(Note: In the video above, Tory Pratt is shown making a French 75.)
A year ago, on New Year’s Eve, would you have considered staying home to relax while making a craft cocktail like a French 75, Goldrush or Miss Congeniality?
If you’re like a lot of people who enjoy being social and going out to bars and restaurants, the answer probably was “no.”
But 2020 has been a little different. When cocktail establishments closed in the spring due to the coronavirus pandemic, lots of people began mixing up their own drinks at home.
So now, as the year comes to a close, you may have gained the experience and patience to craft a fancy cocktail at home. After all, searches for “cocktail” in the D.C. area just about doubled in late March, and then stayed higher compared to the same time in 2019, according to Google Trends.
Tory Pratt, whose D.C.-based cocktail syrup company, Pratt Standard, aims to make home bartending more accessible, said she’s been busier than ever due to a surge of new mixologists. She makes makes 11 different cocktail syrups in flavors like old fashioned, grenadine, cranberry orange, earl grey vanilla and tonic.
“We’ve tripled in size this year because of the pandemic,” said Pratt. “And of course I can never be grateful for a pandemic and I’d like to be out of this in a heartbeat, but it has given people the opportunity to make cocktails at home and kind of to prove out our model.”
Pratt Standard started doing cocktail classes over Zoom, some days hosting 15.
GOOD DRINKS, GOOD RIDDANCE: Say goodbye to 2020 with these cocktails you can make at home
Tracie Franklin, a whiskey ambassador who is studying to become a master distiller through a program called the Nearest and Jack Advancement Initiative, said she thinks at-home cocktails are here to stay.
“(The pandemic) is going to change the way we drink.
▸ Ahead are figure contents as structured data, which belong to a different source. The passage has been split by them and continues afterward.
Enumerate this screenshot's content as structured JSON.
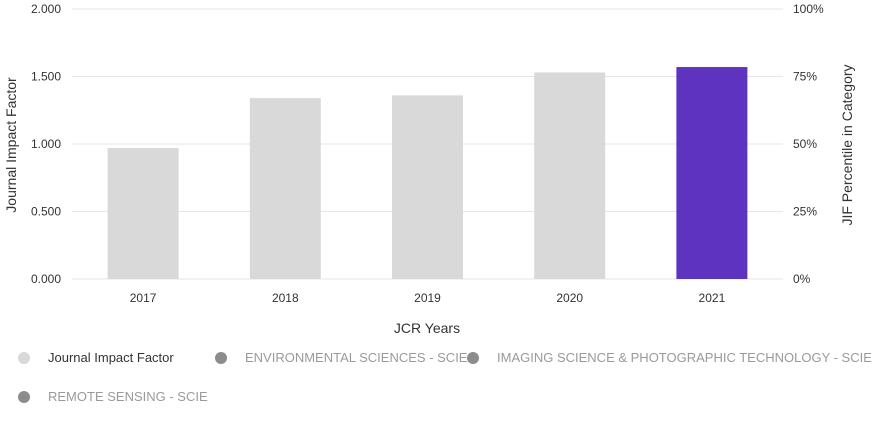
{
  "chart_data": {
    "type": "bar",
    "categories": [
      "2017",
      "2018",
      "2019",
      "2020",
      "2021"
    ],
    "series": [
      {
        "name": "Journal Impact Factor",
        "values": [
          0.97,
          1.34,
          1.36,
          1.53,
          1.57
        ]
      }
    ],
    "highlight_category": "2021",
    "xlabel": "JCR Years",
    "ylabel": "Journal Impact Factor",
    "y2label": "JIF Percentile in Category",
    "ylim": [
      0,
      2
    ],
    "y_ticks": [
      "0.000",
      "0.500",
      "1.000",
      "1.500",
      "2.000"
    ],
    "y2_ticks": [
      "0%",
      "25%",
      "50%",
      "75%",
      "100%"
    ],
    "grid": true,
    "colors": {
      "bar": "#d9d9d9",
      "highlight": "#5e33bf",
      "grid": "#e6e6e6"
    }
  },
  "legend": {
    "items": [
      {
        "label": "Journal Impact Factor",
        "color": "#d9d9d9",
        "active": true
      },
      {
        "label": "ENVIRONMENTAL SCIENCES - SCIE",
        "color": "#8c8c8c",
        "active": false
      },
      {
        "label": "IMAGING SCIENCE & PHOTOGRAPHIC TECHNOLOGY - SCIE",
        "color": "#8c8c8c",
        "active": false
      },
      {
        "label": "REMOTE SENSING - SCIE",
        "color": "#8c8c8c",
        "active": false
      }
    ]
  }
}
It’s going to change the industry,” Franklin said. “We’re going to be looking at people who don’t go out quite as much, or when they go out, they don’t have as many cocktails because they pre-gamed at home. They had that really delicious aperitif at home because they learned how to make it online.”
Tastes are changing, too. People expanded their palates during the pandemic.
“People’s back bars are growing,” said Frank Mills, the beverage director for D.C.’s Roy Boys chicken restaurant. “More people are going to stores to pick up ingredients they’re seeing on cocktail menus or they’re learning about during virtual happy hours … Now that they have it at home, they’re trying to figure out how to use it.”
Pratt said cocktail fans have been tiptoeing into stronger flavors, experimenting with unique gins and bitter European liqueurs, like amari from Italy.
“I heard from somebody who works at a liquor company that the thing that’s most-searched from Total Wine is gin and amaro,” Pratt said. “If people are searching for gin and amaro, that means people’s tastes are expanding and people are getting into very niche, different, things and I’m excited to see where it goes.”
Mills said the low-alcohol mixing ingredients are captivating the palates of those drinking at home. Some of the traditional accent liqueurs range from the traditional — like Campari, Aperol and sweet vermouth — to artichoke-inspired Cynar and the American-made St. Agresti’s inferno red bitter.
“People are getting into the quality ingredients behind mixers,” Mills said. “The port, sherry, the Pineau des Charentes, as well as your amaro, vermouths — people are really digging deeper into those ingredients.”
Franklin is excited to see how the new wave of adventurous and knowledgeable home bartenders is going to change cocktail menus in the future. Once the pandemic ends, she said, bar-goers who know every ingredient that goes into a traditional Manhattan or Boulevardier are going to require bartenders to raise their games.
But some drinks are still going to be left to the pros.
“There are certain cocktails none of us are prepared to make, there are certain infusions that none of us are prepared to make,” Franklin said. “That’s something that we’re going to be seeking out even more. What are those flavors and techniques and combinations of ingredients that I wasn’t able to think of? We’re going to look to be awed, to really be inspired.”
Mills put it this way:
“There will always be bartenders like there will always be mechanics,” he said. “People do cherish the effort it takes to build a beverage program.”